I of course may well be wrong about all of this - for example, having discussed the ChatGPT example with friends, it seems that the model is less well optimised for maths than others, and more specialised models may well have solved this issue. If there are any actual computer scientists reading this, I would greatly appreciate your input here as I may be completely misunderstanding the entire thing. As for why it is that this has not yet come to light, that will be explored further in a future post, but roughly my guess is that this it is not that this problem unknown to computer scientists, but rather that the venn diagram of ‘those that understand AI’ and ‘those that understand finance’ looks suspiciously like two separate circles.
I am also obviously not qualified to give financial advice so do not treat this as such. In terms of my personal guesses however: For those who wish to start the panic selling now, I’d expect that the LSE will probably do a good deal better than the Nasdaq and NYSE - in general it has far less exposure to these sorts of stocks and so will both be more insulated in general, and will hopefully see less ‘panic-leakage’ onto what tech stocks it does have (from what I can gather, the UK in general seems to be the hub for the tech and AI research that is actually viable, so in general a wider ‘buy London’ approach is probably going to be wise). For everyone else however, I’d suggest fastening your seatbelts and battening down the hatches - it’s going to be a bumpy ride.

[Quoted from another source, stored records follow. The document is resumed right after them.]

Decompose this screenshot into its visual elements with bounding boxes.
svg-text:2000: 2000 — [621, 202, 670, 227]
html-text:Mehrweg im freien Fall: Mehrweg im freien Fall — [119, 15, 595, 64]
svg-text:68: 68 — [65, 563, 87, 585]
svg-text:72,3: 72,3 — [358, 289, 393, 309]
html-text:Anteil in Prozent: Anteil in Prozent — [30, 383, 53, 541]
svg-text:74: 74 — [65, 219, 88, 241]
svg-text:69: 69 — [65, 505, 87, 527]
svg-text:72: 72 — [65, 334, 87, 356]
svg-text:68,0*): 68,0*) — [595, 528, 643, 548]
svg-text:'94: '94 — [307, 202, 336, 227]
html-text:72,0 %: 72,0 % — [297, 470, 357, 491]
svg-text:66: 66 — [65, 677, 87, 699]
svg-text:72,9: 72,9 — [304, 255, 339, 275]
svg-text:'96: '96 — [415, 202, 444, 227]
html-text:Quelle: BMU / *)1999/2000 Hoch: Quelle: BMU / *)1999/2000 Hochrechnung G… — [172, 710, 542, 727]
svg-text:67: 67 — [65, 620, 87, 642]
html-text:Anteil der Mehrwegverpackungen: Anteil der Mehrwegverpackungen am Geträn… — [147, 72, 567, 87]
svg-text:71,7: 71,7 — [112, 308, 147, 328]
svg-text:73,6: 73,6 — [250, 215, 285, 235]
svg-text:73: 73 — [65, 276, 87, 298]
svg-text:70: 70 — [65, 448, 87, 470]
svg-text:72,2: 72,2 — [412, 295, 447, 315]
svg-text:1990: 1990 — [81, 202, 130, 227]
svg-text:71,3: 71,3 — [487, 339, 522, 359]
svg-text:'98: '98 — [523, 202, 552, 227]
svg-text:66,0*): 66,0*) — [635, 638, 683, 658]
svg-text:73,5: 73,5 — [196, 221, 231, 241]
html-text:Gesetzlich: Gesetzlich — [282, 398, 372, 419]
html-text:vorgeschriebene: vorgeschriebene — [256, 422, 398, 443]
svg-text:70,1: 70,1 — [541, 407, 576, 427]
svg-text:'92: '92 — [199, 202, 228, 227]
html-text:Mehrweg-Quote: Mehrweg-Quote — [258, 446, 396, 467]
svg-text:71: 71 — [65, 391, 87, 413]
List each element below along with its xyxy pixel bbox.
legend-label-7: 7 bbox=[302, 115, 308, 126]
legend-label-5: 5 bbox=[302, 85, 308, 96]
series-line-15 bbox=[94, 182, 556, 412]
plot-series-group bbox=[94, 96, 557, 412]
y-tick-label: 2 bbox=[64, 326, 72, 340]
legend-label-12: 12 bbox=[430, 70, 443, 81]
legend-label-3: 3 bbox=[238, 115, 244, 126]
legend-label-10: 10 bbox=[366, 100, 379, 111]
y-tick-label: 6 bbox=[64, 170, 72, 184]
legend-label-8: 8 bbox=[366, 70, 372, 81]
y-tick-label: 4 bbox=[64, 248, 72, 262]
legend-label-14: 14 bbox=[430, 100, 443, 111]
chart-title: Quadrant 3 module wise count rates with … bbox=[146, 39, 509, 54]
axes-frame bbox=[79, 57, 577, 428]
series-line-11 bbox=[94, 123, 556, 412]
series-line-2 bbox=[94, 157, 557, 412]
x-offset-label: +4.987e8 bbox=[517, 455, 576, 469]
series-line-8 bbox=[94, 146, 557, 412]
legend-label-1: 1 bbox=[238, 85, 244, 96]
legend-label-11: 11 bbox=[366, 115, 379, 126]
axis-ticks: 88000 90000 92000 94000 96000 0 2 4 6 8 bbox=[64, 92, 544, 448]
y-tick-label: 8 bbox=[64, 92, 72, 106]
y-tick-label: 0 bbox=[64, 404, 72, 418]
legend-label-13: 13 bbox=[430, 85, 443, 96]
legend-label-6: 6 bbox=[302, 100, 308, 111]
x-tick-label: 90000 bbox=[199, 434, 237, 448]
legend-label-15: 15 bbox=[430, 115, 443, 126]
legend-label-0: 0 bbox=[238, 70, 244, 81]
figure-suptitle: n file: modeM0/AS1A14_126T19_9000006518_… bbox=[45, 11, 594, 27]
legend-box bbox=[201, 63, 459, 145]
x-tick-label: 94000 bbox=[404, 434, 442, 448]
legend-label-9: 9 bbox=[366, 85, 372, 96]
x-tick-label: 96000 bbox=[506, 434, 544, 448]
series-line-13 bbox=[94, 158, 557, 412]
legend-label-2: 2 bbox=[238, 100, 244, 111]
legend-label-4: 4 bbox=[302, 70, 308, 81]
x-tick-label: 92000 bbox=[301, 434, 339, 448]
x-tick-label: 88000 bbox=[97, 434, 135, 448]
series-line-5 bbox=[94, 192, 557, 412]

There are a couple of problems with your critique, the first is that there are more than one kind of “AI” and you are essentially only discussing “GenerativeAI”, you could make this clear at the start. Secondly, the long winded “Chinese Room” explanation is no better than the short and pithy “Stochastic Parrot” explanation.
I would be extremely careful using papers published in April last year as evidence for things that AI can't do. In that period, the models have got better, cheaper, faster and the understanding of how to use them has massively increased.
There are now a lot of tools that will write functioning Python or JavaScript code, and many are being used to give AI the ability to take actions as "agents".